'El cementerio marino': cien años de la cumbre de Valéry

Poesía en segundos

Como toda la gran literatura del siglo XX, la obra del poeta francés estaba dedicada al minucioso estudio de sí mismo, como lo demostró Salvador Elizondo.

Retrato de Paul Valéry, poeta y escritor. (Foto: Wikimedia Commons)
Víctor Manuel Mendiola
Ciudad de México /

Como muchas otras cosas esenciales de la literatura mexicana moderna, la aproximación crítica de Xavier Villaurrutia a Paul Valéry animó el entendimiento, a lo largo del siglo XX, de El cementerio marino (1920) y de esa forma de creación que no hemos dejado de llamar —quizá de un modo fácil, sin tener en cuenta sus implicaciones precisas— poesía pura.

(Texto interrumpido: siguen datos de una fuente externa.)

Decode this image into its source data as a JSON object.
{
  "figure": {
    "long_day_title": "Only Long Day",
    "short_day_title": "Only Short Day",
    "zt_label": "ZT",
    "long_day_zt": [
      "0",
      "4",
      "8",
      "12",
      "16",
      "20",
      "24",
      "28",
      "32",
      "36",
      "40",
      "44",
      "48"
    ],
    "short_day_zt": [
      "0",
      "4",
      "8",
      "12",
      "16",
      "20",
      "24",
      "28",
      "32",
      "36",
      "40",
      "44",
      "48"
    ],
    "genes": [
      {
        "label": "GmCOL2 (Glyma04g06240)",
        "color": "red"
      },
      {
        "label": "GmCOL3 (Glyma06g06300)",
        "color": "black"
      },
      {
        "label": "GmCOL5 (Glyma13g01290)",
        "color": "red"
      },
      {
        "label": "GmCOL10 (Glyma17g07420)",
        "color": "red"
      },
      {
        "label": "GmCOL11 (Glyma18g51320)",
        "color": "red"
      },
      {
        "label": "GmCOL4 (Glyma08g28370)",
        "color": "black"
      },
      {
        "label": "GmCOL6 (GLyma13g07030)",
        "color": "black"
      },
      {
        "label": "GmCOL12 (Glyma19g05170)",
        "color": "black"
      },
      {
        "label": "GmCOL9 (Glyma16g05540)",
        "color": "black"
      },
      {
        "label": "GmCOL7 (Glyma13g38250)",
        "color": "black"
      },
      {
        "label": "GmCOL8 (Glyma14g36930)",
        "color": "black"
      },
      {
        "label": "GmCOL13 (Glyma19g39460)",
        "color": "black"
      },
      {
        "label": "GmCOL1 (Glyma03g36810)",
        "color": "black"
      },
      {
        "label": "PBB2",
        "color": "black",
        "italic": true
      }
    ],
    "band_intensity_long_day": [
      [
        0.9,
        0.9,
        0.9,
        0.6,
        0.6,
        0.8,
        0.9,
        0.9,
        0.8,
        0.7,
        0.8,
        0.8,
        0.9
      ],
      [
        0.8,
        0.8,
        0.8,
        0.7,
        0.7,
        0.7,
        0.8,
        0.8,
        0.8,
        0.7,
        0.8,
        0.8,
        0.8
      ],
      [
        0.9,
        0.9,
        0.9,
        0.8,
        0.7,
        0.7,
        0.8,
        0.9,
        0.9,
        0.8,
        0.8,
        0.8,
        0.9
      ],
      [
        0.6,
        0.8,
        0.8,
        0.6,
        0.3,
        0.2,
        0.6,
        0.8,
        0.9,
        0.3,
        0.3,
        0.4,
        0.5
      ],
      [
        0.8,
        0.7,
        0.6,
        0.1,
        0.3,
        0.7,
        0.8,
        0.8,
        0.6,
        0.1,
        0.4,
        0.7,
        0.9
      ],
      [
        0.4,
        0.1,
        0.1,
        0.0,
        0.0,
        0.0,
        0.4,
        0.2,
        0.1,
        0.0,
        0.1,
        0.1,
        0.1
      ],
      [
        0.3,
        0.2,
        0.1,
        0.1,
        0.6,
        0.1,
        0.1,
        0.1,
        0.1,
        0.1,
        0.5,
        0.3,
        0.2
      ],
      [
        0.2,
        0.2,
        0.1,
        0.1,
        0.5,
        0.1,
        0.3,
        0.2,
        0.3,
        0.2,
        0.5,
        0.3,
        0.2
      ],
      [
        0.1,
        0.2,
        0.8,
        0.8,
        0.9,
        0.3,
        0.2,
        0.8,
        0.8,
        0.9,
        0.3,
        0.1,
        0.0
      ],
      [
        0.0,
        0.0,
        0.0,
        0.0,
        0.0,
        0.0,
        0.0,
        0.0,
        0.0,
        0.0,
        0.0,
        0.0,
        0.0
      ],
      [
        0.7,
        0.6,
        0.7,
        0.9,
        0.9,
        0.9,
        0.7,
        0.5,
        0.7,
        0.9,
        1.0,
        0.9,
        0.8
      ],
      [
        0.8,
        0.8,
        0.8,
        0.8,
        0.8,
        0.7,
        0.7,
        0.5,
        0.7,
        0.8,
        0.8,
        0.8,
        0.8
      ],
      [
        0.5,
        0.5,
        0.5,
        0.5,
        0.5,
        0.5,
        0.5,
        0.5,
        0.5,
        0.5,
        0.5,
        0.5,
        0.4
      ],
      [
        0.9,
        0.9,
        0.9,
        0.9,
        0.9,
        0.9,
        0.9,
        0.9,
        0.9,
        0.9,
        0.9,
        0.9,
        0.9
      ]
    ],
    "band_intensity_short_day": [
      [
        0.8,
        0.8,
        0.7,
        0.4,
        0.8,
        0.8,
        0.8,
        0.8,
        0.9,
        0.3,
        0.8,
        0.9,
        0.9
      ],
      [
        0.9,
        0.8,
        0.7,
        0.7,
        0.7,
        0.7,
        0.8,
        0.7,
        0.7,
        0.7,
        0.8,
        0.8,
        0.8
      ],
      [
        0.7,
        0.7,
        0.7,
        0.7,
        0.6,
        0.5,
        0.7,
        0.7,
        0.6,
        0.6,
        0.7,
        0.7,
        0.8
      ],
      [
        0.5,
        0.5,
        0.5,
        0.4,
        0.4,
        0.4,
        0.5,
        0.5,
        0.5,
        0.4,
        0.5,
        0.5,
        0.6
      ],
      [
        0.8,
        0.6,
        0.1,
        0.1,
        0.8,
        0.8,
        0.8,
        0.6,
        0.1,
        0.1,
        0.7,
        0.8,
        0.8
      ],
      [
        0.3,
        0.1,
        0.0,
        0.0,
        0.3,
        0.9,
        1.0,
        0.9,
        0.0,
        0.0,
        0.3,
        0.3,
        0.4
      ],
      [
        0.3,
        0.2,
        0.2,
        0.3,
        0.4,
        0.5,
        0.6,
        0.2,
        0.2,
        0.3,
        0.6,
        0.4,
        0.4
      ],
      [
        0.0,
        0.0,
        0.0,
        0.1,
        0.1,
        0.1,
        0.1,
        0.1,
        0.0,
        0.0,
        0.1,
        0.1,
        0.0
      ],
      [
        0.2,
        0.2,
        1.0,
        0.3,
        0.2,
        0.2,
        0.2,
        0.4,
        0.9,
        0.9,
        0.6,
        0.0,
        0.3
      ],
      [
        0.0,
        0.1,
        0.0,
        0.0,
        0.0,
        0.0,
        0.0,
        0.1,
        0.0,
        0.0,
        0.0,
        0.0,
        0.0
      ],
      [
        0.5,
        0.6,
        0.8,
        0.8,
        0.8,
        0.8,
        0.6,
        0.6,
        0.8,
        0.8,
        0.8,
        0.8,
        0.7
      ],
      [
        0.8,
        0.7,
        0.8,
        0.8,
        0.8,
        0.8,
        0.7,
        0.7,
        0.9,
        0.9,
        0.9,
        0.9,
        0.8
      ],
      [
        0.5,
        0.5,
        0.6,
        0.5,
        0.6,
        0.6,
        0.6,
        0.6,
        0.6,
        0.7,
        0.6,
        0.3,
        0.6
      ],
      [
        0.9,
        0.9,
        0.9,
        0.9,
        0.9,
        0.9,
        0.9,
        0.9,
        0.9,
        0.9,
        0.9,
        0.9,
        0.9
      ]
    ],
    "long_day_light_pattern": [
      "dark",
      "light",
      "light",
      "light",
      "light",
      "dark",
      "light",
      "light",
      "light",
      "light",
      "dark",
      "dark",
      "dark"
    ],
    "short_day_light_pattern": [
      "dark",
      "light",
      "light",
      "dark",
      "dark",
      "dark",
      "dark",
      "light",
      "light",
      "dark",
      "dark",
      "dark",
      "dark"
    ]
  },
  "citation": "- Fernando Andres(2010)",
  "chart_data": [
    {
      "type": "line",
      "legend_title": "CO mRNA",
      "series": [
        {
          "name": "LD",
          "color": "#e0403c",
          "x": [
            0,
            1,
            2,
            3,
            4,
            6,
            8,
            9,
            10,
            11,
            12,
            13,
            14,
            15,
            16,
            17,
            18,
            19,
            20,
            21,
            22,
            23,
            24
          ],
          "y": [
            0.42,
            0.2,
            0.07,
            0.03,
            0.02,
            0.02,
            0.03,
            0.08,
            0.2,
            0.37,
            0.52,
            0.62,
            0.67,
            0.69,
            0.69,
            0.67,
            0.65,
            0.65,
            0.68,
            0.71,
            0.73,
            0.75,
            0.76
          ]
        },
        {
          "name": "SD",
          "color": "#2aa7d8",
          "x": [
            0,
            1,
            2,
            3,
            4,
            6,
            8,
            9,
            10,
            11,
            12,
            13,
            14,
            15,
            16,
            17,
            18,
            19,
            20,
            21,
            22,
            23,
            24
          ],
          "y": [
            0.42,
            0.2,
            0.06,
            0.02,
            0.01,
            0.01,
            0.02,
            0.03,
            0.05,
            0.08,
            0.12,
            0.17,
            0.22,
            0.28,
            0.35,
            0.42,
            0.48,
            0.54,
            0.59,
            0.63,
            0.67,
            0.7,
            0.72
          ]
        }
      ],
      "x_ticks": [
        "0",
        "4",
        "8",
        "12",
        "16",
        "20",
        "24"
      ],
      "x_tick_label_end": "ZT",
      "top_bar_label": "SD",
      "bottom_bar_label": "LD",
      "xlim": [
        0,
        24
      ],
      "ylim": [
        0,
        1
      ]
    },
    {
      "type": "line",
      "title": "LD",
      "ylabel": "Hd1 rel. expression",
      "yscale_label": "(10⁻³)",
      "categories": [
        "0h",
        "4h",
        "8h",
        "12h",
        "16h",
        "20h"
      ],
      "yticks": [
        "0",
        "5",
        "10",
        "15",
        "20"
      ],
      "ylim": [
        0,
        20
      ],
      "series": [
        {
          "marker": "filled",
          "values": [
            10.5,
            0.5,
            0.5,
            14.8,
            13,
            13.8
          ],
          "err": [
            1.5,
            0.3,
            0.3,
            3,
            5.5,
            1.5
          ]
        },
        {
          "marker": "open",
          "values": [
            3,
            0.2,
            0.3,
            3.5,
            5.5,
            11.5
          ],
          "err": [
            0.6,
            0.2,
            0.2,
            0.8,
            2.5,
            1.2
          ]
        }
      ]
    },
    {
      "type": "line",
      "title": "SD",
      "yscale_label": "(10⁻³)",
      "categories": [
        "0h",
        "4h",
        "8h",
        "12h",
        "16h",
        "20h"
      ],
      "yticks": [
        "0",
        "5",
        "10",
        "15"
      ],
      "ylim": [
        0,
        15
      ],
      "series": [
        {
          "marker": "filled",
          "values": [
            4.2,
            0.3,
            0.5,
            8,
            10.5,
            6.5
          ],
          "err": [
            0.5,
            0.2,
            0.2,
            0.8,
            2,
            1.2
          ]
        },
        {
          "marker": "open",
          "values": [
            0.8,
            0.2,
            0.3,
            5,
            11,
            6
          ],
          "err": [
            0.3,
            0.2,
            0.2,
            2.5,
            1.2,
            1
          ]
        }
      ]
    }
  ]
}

El autor del “Nocturno de la estatua”, siguiendo al propio Valéry, nos mostró que la razón por la que éste era un clásico en vida, provenía de un ejercicio de la escritura sólo comparable al acto quirúrgico; un ejercicio que demanda la más alta audacia pero también la más alta precisión. Acaso no es menos significativo advertir que esta forma de práctica extrema y absolutamente moderna ocurría a contrapelo de la experiencia dominante de las vanguardias históricas —exploración de lo “instantáneo, prevalencia de la prosa”—. Además, este rigor quirúrgico —un salto del simbolismo a las experiencias radicales del siglo XX— desarrollaba el potencial latente de “El soneto en IX” de Stéphane Mallarmé, al llevar la fuerza sintética del poema corto al poema extenso. En la época convulsa pero insigne de las revistas Contemporáneos, Taller y Horizonte, un joven poeta, Alfonso Gutiérrez Hermosillo, tradujo por primera vez en México El cementerio marino (se publicó de manera póstuma en 1945 en Occidente).

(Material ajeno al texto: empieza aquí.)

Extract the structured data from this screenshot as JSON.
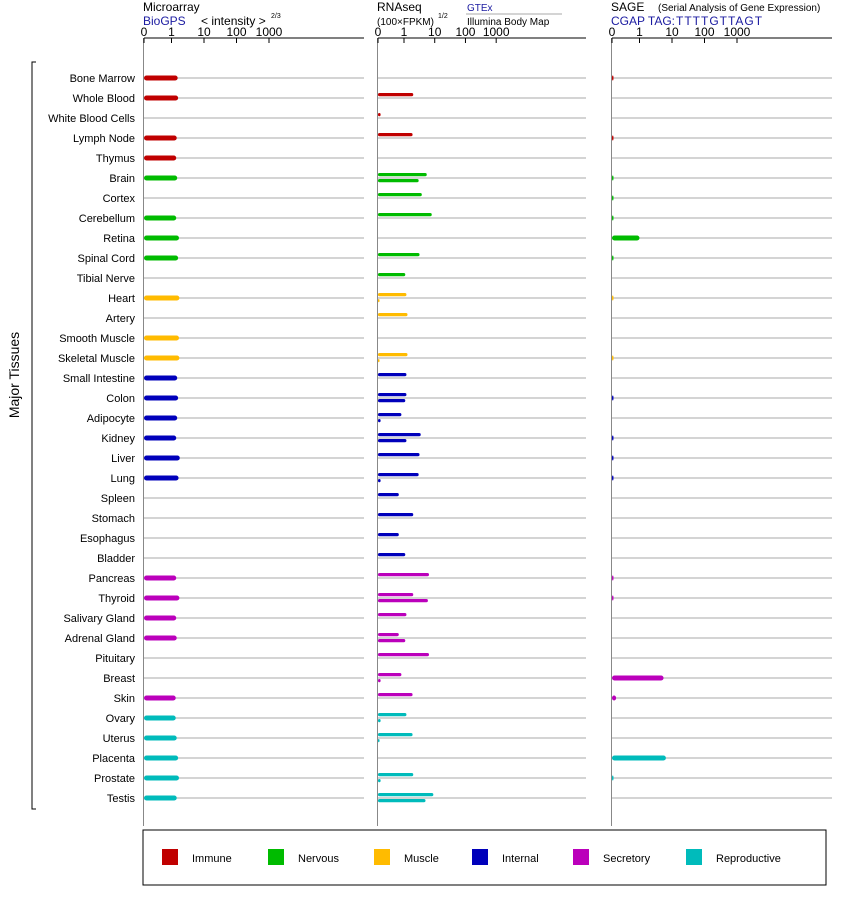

Octavio Paz, que conoció desde muy joven al escritor galo, no escribió un ensayo sobre él, tal vez por su fascinación en torno a la estética contraria: el surrealismo. Sin embargo, al comentar a Jorge Guillén, señaló otro de los rasgos de la originalidad de Valéry: “un gran escritor dotado de dos cualidades que en otros parecen opuestas: el rigor intelectual y la sensualidad”. Paz no se detuvo de manera especial en Valéry, pero alentó, en las publicaciones que él dirigía, el entusiasmo y las meditaciones notables de Salvador Elizondo en torno a Mallarmé y Valéry.

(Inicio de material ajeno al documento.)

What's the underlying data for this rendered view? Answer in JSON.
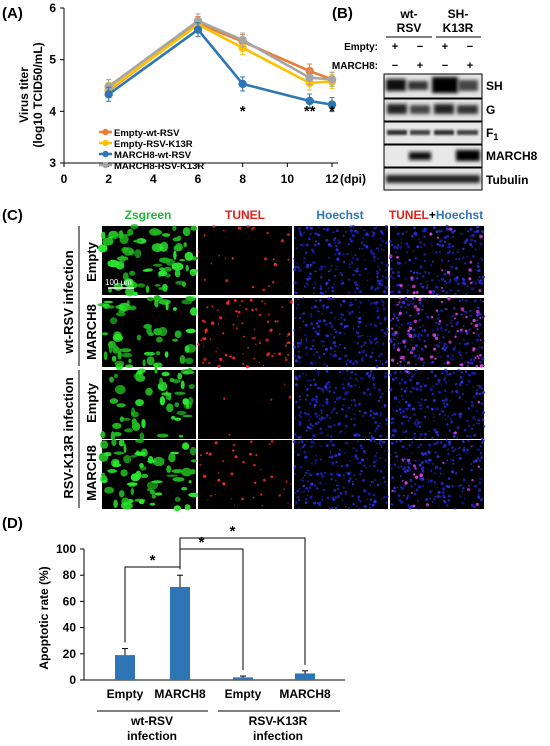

El autor de Farabeuf demostró que, como toda la gran literatura del siglo XX, la obra de Valéry “estaba dedicada al minucioso estudio de sí mismo” y que esta búsqueda era un método. Así, Elizondo, desde la revista Vuelta y desde su programa radiofónico, se convirtió en el gran impulsor, no sólo de la lectura de la obra de Valéry, sino de la comprensión profunda de sus implicaciones estéticas. Elizondo, tan consciente del poder de la innovación, insistió obsesivamente en no perder el rigor y el carácter insoslayable de la forma. Después, Alfonso Rubio publicó en 1974, gracias a Marco Antonio Montes de Oca, una segunda versión mexicana de El cementerio marino; Bernardo Ruiz, otra en 2004; y Alicia Reyes, otra más en 2017. En 2014 apareció la versión de Julio Moguel que, aunque no respeta la forma, ofrece comparaciones muy interesantes.

No obstante el hecho de que la reflexión sobre Valéry ha venido a menos, quizá El cementerio marino nos haga reflexionar, en este periodo de feísmo y vulgaridad, sobre el rigor difícil y radiante de la pureza, sin la cual no es posible pensar ni crear.